3. Revenue per subscriber

Knowing how much revenue is being generated by each of your email list subscribers is vital to determining the value of your sales conversion process and how much you should be spending on your sales campaigns and ads. For example, there is no point in spending $25/prospect if each prospect generates only $10 in revenue. Subscriber revenue can be estimated by first finding out how many subscribers you have. Then, looking over your earnings for the past year, add up the number of direct (generated directly from e-mail click-throughs) and promotional sales (generated from an e-mail promotion or offer code) that you have had. Calculate revenue per subscriber by dividing revenue (R) from direct and promotional sales by the number of subscribers (S).

4. Repeat customers

Retail Active found that repeat customers spend an average of 33% more than first-time customers. Repeat customers also provide a 107% higher referral rate than non-customers. Thus, if repeat customers make up a majority of your site’s current subscribers, you are likely to see higher conversions and sales.
You can grow your repeat customer base by using certain email marketing techniques. Start a customer loyalty program on your website that awards points for every dollar spent. Then, notify your customers via email about their total points earned and how close they are to receiving a free item. Likewise, you can solicit the subscribers in your email list with product sales, store contests, etc. Finally, keep track of what your customers are buying and offer future discounts on those products.

5. Comment number and quality

When you send out an email that links to your blog post, do your subscribers immediately leave a series of comments on your site or does that web page languish in obscurity? Active subscribers are more likely to take part in your content creation efforts and provide feedback than inactive subscribers. This gets other content viewers involved and helps initiate useful exchanges of information.
If your emails are failing to engage your subscribers, try making a bold or controversial statement. Alternately, challenge your readers to do something outside of their comfort zone. Personal stories and experiences, tutorials and multi-part emails are also good techniques for “activating” your subscribers.

6. Subscriber posts

One measure of email marketing success is when your subscribers write you about posting their own (non-advertising) content on your blog or website. The posting of subscriber content indicates that subscribers are comfortable with your website, have probably read and reread its pages, and know it quite thoroughly.
How can you encourage your subscribers to start posting content to your site? Providing an incentive to post is always a good start; you might offer a copy of your e-book, a product discount, or free publicity to those subscribers who wish to add to your content. If such incentives don’t work, you may need to dig deeper and pay for subscriber-produced content. The good news with paid-for content is that you can be picky about its quality and require certain edits from the author.

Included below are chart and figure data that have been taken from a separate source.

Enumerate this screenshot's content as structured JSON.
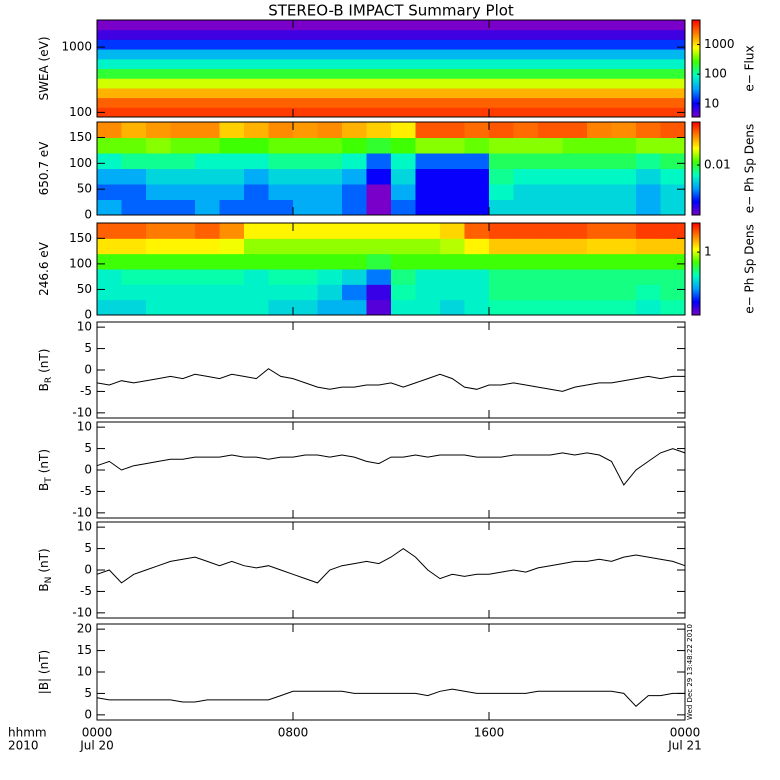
{
  "title": "STEREO-B IMPACT Summary Plot",
  "colormap": [
    "#7800c8",
    "#0000ff",
    "#00a0ff",
    "#00ffc0",
    "#40ff00",
    "#ffff00",
    "#ff8000",
    "#ff0000"
  ],
  "chart_data": [
    {
      "type": "heatmap",
      "ylabel": "SWEA (eV)",
      "ylog": true,
      "ylim": [
        85,
        2600
      ],
      "yticks": [
        100,
        1000
      ],
      "xlim": [
        0,
        24
      ],
      "xticks": [
        0,
        8,
        16,
        24
      ],
      "x": [
        12
      ],
      "y": [
        101,
        142,
        200,
        281,
        396,
        558,
        785,
        1107,
        1560,
        2193
      ],
      "values": [
        [
          4000
        ],
        [
          3000
        ],
        [
          1500
        ],
        [
          600
        ],
        [
          200
        ],
        [
          80
        ],
        [
          40
        ],
        [
          15
        ],
        [
          6
        ],
        [
          3
        ]
      ],
      "zlabel": "e− Flux",
      "zlim": [
        3.6,
        6700
      ],
      "zticks": [
        10,
        100,
        1000
      ]
    },
    {
      "type": "heatmap",
      "ylabel": "650.7 eV",
      "ylim": [
        0,
        180
      ],
      "yticks": [
        0,
        50,
        100,
        150
      ],
      "xlim": [
        0,
        24
      ],
      "xticks": [
        0,
        8,
        16,
        24
      ],
      "x": [
        0.5,
        1.5,
        2.5,
        3.5,
        4.5,
        5.5,
        6.5,
        7.5,
        8.5,
        9.5,
        10.5,
        11.5,
        12.5,
        13.5,
        14.5,
        15.5,
        16.5,
        17.5,
        18.5,
        19.5,
        20.5,
        21.5,
        22.5,
        23.5
      ],
      "y": [
        15,
        45,
        75,
        105,
        135,
        165
      ],
      "values": [
        [
          0.005,
          0.004,
          0.004,
          0.004,
          0.005,
          0.004,
          0.004,
          0.004,
          0.005,
          0.005,
          0.004,
          0.002,
          0.004,
          0.003,
          0.003,
          0.003,
          0.006,
          0.006,
          0.006,
          0.006,
          0.006,
          0.006,
          0.005,
          0.006
        ],
        [
          0.004,
          0.004,
          0.005,
          0.005,
          0.005,
          0.005,
          0.004,
          0.005,
          0.005,
          0.005,
          0.004,
          0.002,
          0.005,
          0.003,
          0.003,
          0.003,
          0.007,
          0.006,
          0.006,
          0.006,
          0.006,
          0.006,
          0.005,
          0.006
        ],
        [
          0.005,
          0.005,
          0.006,
          0.006,
          0.006,
          0.006,
          0.005,
          0.006,
          0.006,
          0.006,
          0.005,
          0.003,
          0.006,
          0.003,
          0.003,
          0.003,
          0.008,
          0.007,
          0.007,
          0.007,
          0.007,
          0.007,
          0.006,
          0.007
        ],
        [
          0.007,
          0.008,
          0.008,
          0.008,
          0.007,
          0.007,
          0.007,
          0.008,
          0.008,
          0.008,
          0.007,
          0.004,
          0.007,
          0.004,
          0.004,
          0.004,
          0.009,
          0.009,
          0.009,
          0.009,
          0.009,
          0.009,
          0.008,
          0.009
        ],
        [
          0.012,
          0.012,
          0.013,
          0.012,
          0.012,
          0.011,
          0.011,
          0.012,
          0.012,
          0.012,
          0.011,
          0.01,
          0.011,
          0.013,
          0.013,
          0.012,
          0.013,
          0.013,
          0.013,
          0.012,
          0.012,
          0.012,
          0.013,
          0.013
        ],
        [
          0.025,
          0.022,
          0.024,
          0.025,
          0.025,
          0.02,
          0.022,
          0.025,
          0.024,
          0.025,
          0.022,
          0.02,
          0.018,
          0.03,
          0.03,
          0.028,
          0.03,
          0.028,
          0.03,
          0.03,
          0.026,
          0.025,
          0.028,
          0.03
        ]
      ],
      "zlabel": "e− Ph Sp Dens",
      "zlim": [
        0.002,
        0.04
      ],
      "zticks": [
        0.01
      ]
    },
    {
      "type": "heatmap",
      "ylabel": "246.6 eV",
      "ylim": [
        0,
        180
      ],
      "yticks": [
        0,
        50,
        100,
        150
      ],
      "xlim": [
        0,
        24
      ],
      "xticks": [
        0,
        8,
        16,
        24
      ],
      "x": [
        0.5,
        1.5,
        2.5,
        3.5,
        4.5,
        5.5,
        6.5,
        7.5,
        8.5,
        9.5,
        10.5,
        11.5,
        12.5,
        13.5,
        14.5,
        15.5,
        16.5,
        17.5,
        18.5,
        19.5,
        20.5,
        21.5,
        22.5,
        23.5
      ],
      "y": [
        15,
        45,
        75,
        105,
        135,
        165
      ],
      "values": [
        [
          0.25,
          0.25,
          0.3,
          0.3,
          0.3,
          0.3,
          0.3,
          0.25,
          0.25,
          0.2,
          0.2,
          0.06,
          0.3,
          0.3,
          0.25,
          0.3,
          0.35,
          0.35,
          0.35,
          0.35,
          0.35,
          0.35,
          0.3,
          0.35
        ],
        [
          0.3,
          0.3,
          0.3,
          0.3,
          0.3,
          0.3,
          0.3,
          0.3,
          0.3,
          0.25,
          0.15,
          0.07,
          0.35,
          0.3,
          0.3,
          0.3,
          0.4,
          0.4,
          0.4,
          0.4,
          0.4,
          0.4,
          0.35,
          0.4
        ],
        [
          0.3,
          0.35,
          0.35,
          0.35,
          0.35,
          0.35,
          0.3,
          0.35,
          0.35,
          0.3,
          0.25,
          0.15,
          0.4,
          0.3,
          0.3,
          0.3,
          0.4,
          0.4,
          0.4,
          0.4,
          0.4,
          0.4,
          0.4,
          0.4
        ],
        [
          0.6,
          0.6,
          0.6,
          0.6,
          0.6,
          0.6,
          0.6,
          0.6,
          0.6,
          0.6,
          0.6,
          0.5,
          0.6,
          0.6,
          0.6,
          0.6,
          0.6,
          0.6,
          0.6,
          0.6,
          0.6,
          0.6,
          0.6,
          0.6
        ],
        [
          1.3,
          1.3,
          1.2,
          1.2,
          1.2,
          1.1,
          0.8,
          0.8,
          0.8,
          0.8,
          0.8,
          0.8,
          0.8,
          0.8,
          0.9,
          1.2,
          1.5,
          1.5,
          1.5,
          1.5,
          1.4,
          1.4,
          1.5,
          1.5
        ],
        [
          2.5,
          2.5,
          2.2,
          2.2,
          2.5,
          2.0,
          1.2,
          1.2,
          1.2,
          1.2,
          1.2,
          1.2,
          1.2,
          1.2,
          1.4,
          2.5,
          2.8,
          2.8,
          2.8,
          2.8,
          2.5,
          2.5,
          3.0,
          3.0
        ]
      ],
      "zlabel": "e− Ph Sp Dens",
      "zlim": [
        0.05,
        4
      ],
      "zticks": [
        1
      ]
    },
    {
      "type": "line",
      "ylabel": "B",
      "ylabel_sub": "R",
      "ylabel_unit": "(nT)",
      "ylim": [
        -11.2,
        11.2
      ],
      "yticks": [
        -10,
        -5,
        0,
        5,
        10
      ],
      "xlim": [
        0,
        24
      ],
      "xticks": [
        0,
        8,
        16,
        24
      ],
      "color": "#000000",
      "x": [
        0,
        0.5,
        1,
        1.5,
        2,
        2.5,
        3,
        3.5,
        4,
        4.5,
        5,
        5.5,
        6,
        6.5,
        7,
        7.5,
        8,
        8.5,
        9,
        9.5,
        10,
        10.5,
        11,
        11.5,
        12,
        12.5,
        13,
        13.5,
        14,
        14.5,
        15,
        15.5,
        16,
        16.5,
        17,
        17.5,
        18,
        18.5,
        19,
        19.5,
        20,
        20.5,
        21,
        21.5,
        22,
        22.5,
        23,
        23.5,
        24
      ],
      "values": [
        -3,
        -3.5,
        -2.5,
        -3,
        -2.5,
        -2,
        -1.5,
        -2,
        -1,
        -1.5,
        -2,
        -1,
        -1.5,
        -2,
        0.3,
        -1.5,
        -2,
        -3,
        -4,
        -4.5,
        -4,
        -4,
        -3.5,
        -3.5,
        -3,
        -4,
        -3,
        -2,
        -1,
        -2,
        -4,
        -4.5,
        -3.5,
        -3.5,
        -3,
        -3.5,
        -4,
        -4.5,
        -5,
        -4,
        -3.5,
        -3,
        -3,
        -2.5,
        -2,
        -1.5,
        -2,
        -1.5,
        -1.5
      ]
    },
    {
      "type": "line",
      "ylabel": "B",
      "ylabel_sub": "T",
      "ylabel_unit": "(nT)",
      "ylim": [
        -11.2,
        11.2
      ],
      "yticks": [
        -10,
        -5,
        0,
        5,
        10
      ],
      "xlim": [
        0,
        24
      ],
      "xticks": [
        0,
        8,
        16,
        24
      ],
      "color": "#000000",
      "x": [
        0,
        0.5,
        1,
        1.5,
        2,
        2.5,
        3,
        3.5,
        4,
        4.5,
        5,
        5.5,
        6,
        6.5,
        7,
        7.5,
        8,
        8.5,
        9,
        9.5,
        10,
        10.5,
        11,
        11.5,
        12,
        12.5,
        13,
        13.5,
        14,
        14.5,
        15,
        15.5,
        16,
        16.5,
        17,
        17.5,
        18,
        18.5,
        19,
        19.5,
        20,
        20.5,
        21,
        21.5,
        22,
        22.5,
        23,
        23.5,
        24
      ],
      "values": [
        1,
        2,
        0,
        1,
        1.5,
        2,
        2.5,
        2.5,
        3,
        3,
        3,
        3.5,
        3,
        3,
        2.5,
        3,
        3,
        3.5,
        3.5,
        3,
        3.5,
        3,
        2,
        1.5,
        3,
        3,
        3.5,
        3,
        3.5,
        3.5,
        3.5,
        3,
        3,
        3,
        3.5,
        3.5,
        3.5,
        3.5,
        4,
        3.5,
        4,
        3.5,
        2,
        -3.5,
        0,
        2,
        4,
        5,
        4
      ]
    },
    {
      "type": "line",
      "ylabel": "B",
      "ylabel_sub": "N",
      "ylabel_unit": "(nT)",
      "ylim": [
        -11.2,
        11.2
      ],
      "yticks": [
        -10,
        -5,
        0,
        5,
        10
      ],
      "xlim": [
        0,
        24
      ],
      "xticks": [
        0,
        8,
        16,
        24
      ],
      "color": "#000000",
      "x": [
        0,
        0.5,
        1,
        1.5,
        2,
        2.5,
        3,
        3.5,
        4,
        4.5,
        5,
        5.5,
        6,
        6.5,
        7,
        7.5,
        8,
        8.5,
        9,
        9.5,
        10,
        10.5,
        11,
        11.5,
        12,
        12.5,
        13,
        13.5,
        14,
        14.5,
        15,
        15.5,
        16,
        16.5,
        17,
        17.5,
        18,
        18.5,
        19,
        19.5,
        20,
        20.5,
        21,
        21.5,
        22,
        22.5,
        23,
        23.5,
        24
      ],
      "values": [
        -1,
        0,
        -3,
        -1,
        0,
        1,
        2,
        2.5,
        3,
        2,
        1,
        2,
        1,
        0.5,
        1,
        0,
        -1,
        -2,
        -3,
        0,
        1,
        1.5,
        2,
        1.5,
        3,
        5,
        3,
        0,
        -2,
        -1,
        -1.5,
        -1,
        -1,
        -0.5,
        0,
        -0.5,
        0.5,
        1,
        1.5,
        2,
        2,
        2.5,
        2,
        3,
        3.5,
        3,
        2.5,
        2,
        1
      ]
    },
    {
      "type": "line",
      "ylabel": "|B| (nT)",
      "ylim": [
        -1.2,
        21.2
      ],
      "yticks": [
        0,
        5,
        10,
        15,
        20
      ],
      "xlim": [
        0,
        24
      ],
      "color": "#000000",
      "xticks": [
        {
          "value": 0,
          "label": "0000"
        },
        {
          "value": 8,
          "label": "0800"
        },
        {
          "value": 16,
          "label": "1600"
        },
        {
          "value": 24,
          "label": "0000"
        }
      ],
      "date_labels": [
        {
          "value": 0,
          "label": "Jul 20"
        },
        {
          "value": 24,
          "label": "Jul 21"
        }
      ],
      "xlabel": "hhmm",
      "year": "2010",
      "annotation": "Wed Dec 29 13:48:22 2010",
      "x": [
        0,
        0.5,
        1,
        1.5,
        2,
        2.5,
        3,
        3.5,
        4,
        4.5,
        5,
        5.5,
        6,
        6.5,
        7,
        7.5,
        8,
        8.5,
        9,
        9.5,
        10,
        10.5,
        11,
        11.5,
        12,
        12.5,
        13,
        13.5,
        14,
        14.5,
        15,
        15.5,
        16,
        16.5,
        17,
        17.5,
        18,
        18.5,
        19,
        19.5,
        20,
        20.5,
        21,
        21.5,
        22,
        22.5,
        23,
        23.5,
        24
      ],
      "values": [
        4,
        3.5,
        3.5,
        3.5,
        3.5,
        3.5,
        3.5,
        3,
        3,
        3.5,
        3.5,
        3.5,
        3.5,
        3.5,
        3.5,
        4.5,
        5.5,
        5.5,
        5.5,
        5.5,
        5.5,
        5,
        5,
        5,
        5,
        5,
        5,
        4.5,
        5.5,
        6,
        5.5,
        5,
        5,
        5,
        5,
        5,
        5.5,
        5.5,
        5.5,
        5.5,
        5.5,
        5.5,
        5.5,
        5,
        2,
        4.5,
        4.5,
        5,
        5
      ]
    }
  ]
}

7. Customer lifetime value

There are many ways to measure the success of an email campaign: clicks, visits, bounce rates and conversions. Likewise, you can measure your success by calculating your campaign’s CTR (click-through rate), conversion rate, or its CPA (cost per aquisition). However, there is another parameter that may be a more useful measurement of success: the Customer life time value (LTV). According to Avinash Kaushik (3), assessing customer LTV is preferable to simply generating sales metrics because customer LTV often leads to sales profits over the course of several years, while click-through sales last only until checkout. LTV customers bring real value to a business via product up and cross-sells, periodic purchases, higher purchase amounts, and referrals. By calculating the customer LTV of your email campaign, you are better able to learn of its long-term value.